Data Systems Paradigms

October 15, 2024

Extract: Scrape raw data from all the source systems, e.g., transactions, sensors, log files, experiments, tables, bytestreams etc.

Transform: Apply a series of rules or functions, wrangle data into schema(s)/format(s)

Load: Load data into a data storage solution

ETL (Traditional Warehouses)

Extract or scraping from API or log file, transform into common schema/format, load in parallel to “data warehouse”

ELT (e.g. Snowflake)

Extract or scraping from API or log file, Load without doing a lot of transformation, with transformations done in SQL

Faster to get going, and more scalable, but requires more data warehousing knowledge (& may be more expensive).

ET (Data Lakes)

No need to “manage” data. Extract directly into a Data Lake, later transform for specific use cases.

Data is dumped in cheaply and massaged as needed for various use-cases Usually code-centric (Spark)

Data Warehouses ~ 1990s

“Single source of truth”: A central, organized repository of data used for analytics throughout an enterprise.
Design the uber-schema up-front of all of the rectangular tables you’d ever want.
Extract from trusted sources
Transform to warehouse schema using custom tools
Load data warehouse
Old school ETL solution: Informatica
Warehouses expect structure
Transformation is costly, not necessarily just computing but engineering time

Data Lake ~ 2010s

Emerged during Hadoop/Spark revolution
“Landing zone”: unconstrained storage for any and all data
Data is then analyzed on demand
Extract into files/storage
Load into storage (easy!)
Transform on demand for any use.
Create new files in the lake, catalog files as they go for reuse
Often code-centric

[!NOTE] ETLT & the Lakehouse Modern solutions are likely Many-to-Many. Sometimes start with a data lake. Empower data scientists to work on ad-hoc use cases .Allow for datasets that “graduate” to a carefully managed warehouse. Some datasets may directly be loaded into a data warehouse.

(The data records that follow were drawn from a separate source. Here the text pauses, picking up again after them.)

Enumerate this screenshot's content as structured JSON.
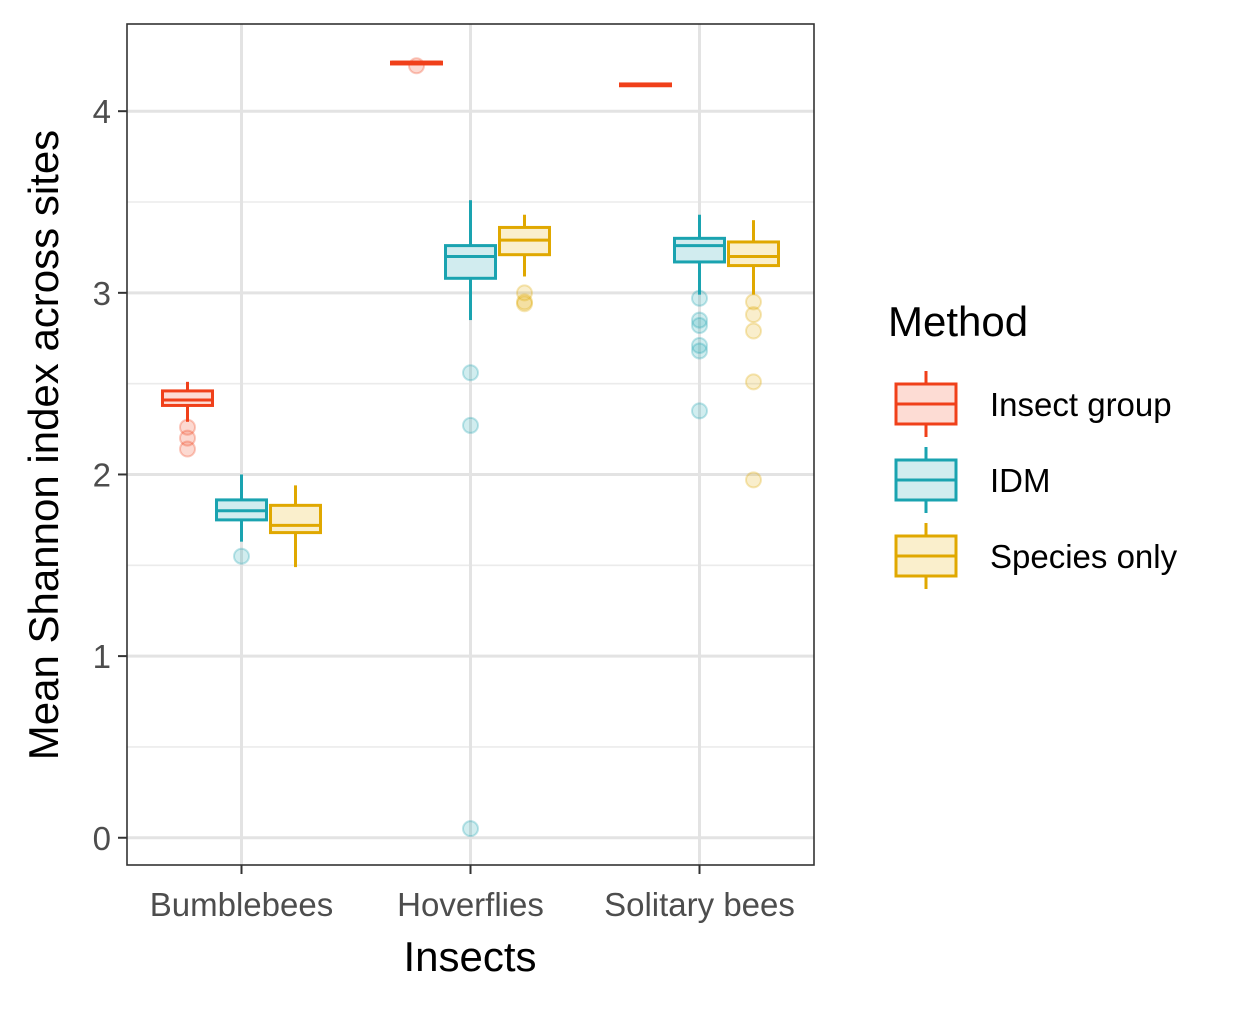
{
  "chart_data": {
    "type": "boxplot",
    "title": "",
    "xlabel": "Insects",
    "ylabel": "Mean Shannon index across sites",
    "categories": [
      "Bumblebees",
      "Hoverflies",
      "Solitary bees"
    ],
    "ylim": [
      -0.15,
      4.48
    ],
    "yticks": [
      0,
      1,
      2,
      3,
      4
    ],
    "y_minor_gridlines": [
      0.5,
      1.5,
      2.5,
      3.5
    ],
    "grid": true,
    "legend": {
      "title": "Method",
      "position": "right"
    },
    "series": [
      {
        "name": "Insect group",
        "color": "#F0401A",
        "fill": "#FDDCD4",
        "boxes": [
          {
            "category": "Bumblebees",
            "whisker_low": 2.29,
            "q1": 2.38,
            "median": 2.41,
            "q3": 2.46,
            "whisker_high": 2.51,
            "outliers": [
              2.26,
              2.2,
              2.14
            ]
          },
          {
            "category": "Hoverflies",
            "whisker_low": 4.26,
            "q1": 4.26,
            "median": 4.27,
            "q3": 4.27,
            "whisker_high": 4.27,
            "outliers": [
              4.25
            ]
          },
          {
            "category": "Solitary bees",
            "whisker_low": 4.14,
            "q1": 4.14,
            "median": 4.15,
            "q3": 4.15,
            "whisker_high": 4.15,
            "outliers": []
          }
        ]
      },
      {
        "name": "IDM",
        "color": "#1AA3B0",
        "fill": "#D1ECEF",
        "boxes": [
          {
            "category": "Bumblebees",
            "whisker_low": 1.63,
            "q1": 1.75,
            "median": 1.8,
            "q3": 1.86,
            "whisker_high": 2.0,
            "outliers": [
              1.55
            ]
          },
          {
            "category": "Hoverflies",
            "whisker_low": 2.85,
            "q1": 3.08,
            "median": 3.2,
            "q3": 3.26,
            "whisker_high": 3.51,
            "outliers": [
              2.56,
              2.27,
              0.05
            ]
          },
          {
            "category": "Solitary bees",
            "whisker_low": 2.99,
            "q1": 3.17,
            "median": 3.26,
            "q3": 3.3,
            "whisker_high": 3.43,
            "outliers": [
              2.97,
              2.85,
              2.82,
              2.71,
              2.68,
              2.35
            ]
          }
        ]
      },
      {
        "name": "Species only",
        "color": "#E0A800",
        "fill": "#FAEFCC",
        "boxes": [
          {
            "category": "Bumblebees",
            "whisker_low": 1.49,
            "q1": 1.68,
            "median": 1.72,
            "q3": 1.83,
            "whisker_high": 1.94,
            "outliers": []
          },
          {
            "category": "Hoverflies",
            "whisker_low": 3.09,
            "q1": 3.21,
            "median": 3.29,
            "q3": 3.36,
            "whisker_high": 3.43,
            "outliers": [
              3.0,
              2.95,
              2.94
            ]
          },
          {
            "category": "Solitary bees",
            "whisker_low": 2.99,
            "q1": 3.15,
            "median": 3.2,
            "q3": 3.28,
            "whisker_high": 3.4,
            "outliers": [
              2.95,
              2.88,
              2.79,
              2.51,
              1.97
            ]
          }
        ]
      }
    ]
  }
}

Databricks uses a Lakehouse which make managing such a system much easier.

Important Considerations

Data Discovery, Data Assessment

Ad-Hoc: End-users land data, explore it, label it
Systematic: Crawl/index the data lake for files
E.g., for CSV/JSON
Very content-centric: really a form of analytics/prediction
Try to figure out what type of data you have.
AI + People!

Data Quality & Integrity

Boolean Integrity checks
Often specified by people, also “mined” by AI
Data changes ALL the time, especially from clients.
Enforced: can “reject” or “sequester” data that violate.
e.g no two products that have the same product ID!

Application Metadata:

Data entities (e.g. students, courses, employees for a university)
Relationships between data
Constraints

Behavioral Metadata:

Data Lineage – where did it come from?
Audit Trails of Usage – who ran this job, and what did it do?

Change Metadata

Version info for all the above
Timestamps

Operationalization (Ops):

When do jobs kick off, and what do they do?
How are tests registered, exceptions handled, people alerted?
How do experiments “graduate” into processes?

Feedback:

Some are datasets in their own right. If you produce a table, that’s also data!
Many are new processes that generating new data feeds!
ML models: Constantly yielding predictions.
Compare old predictions to new predictions?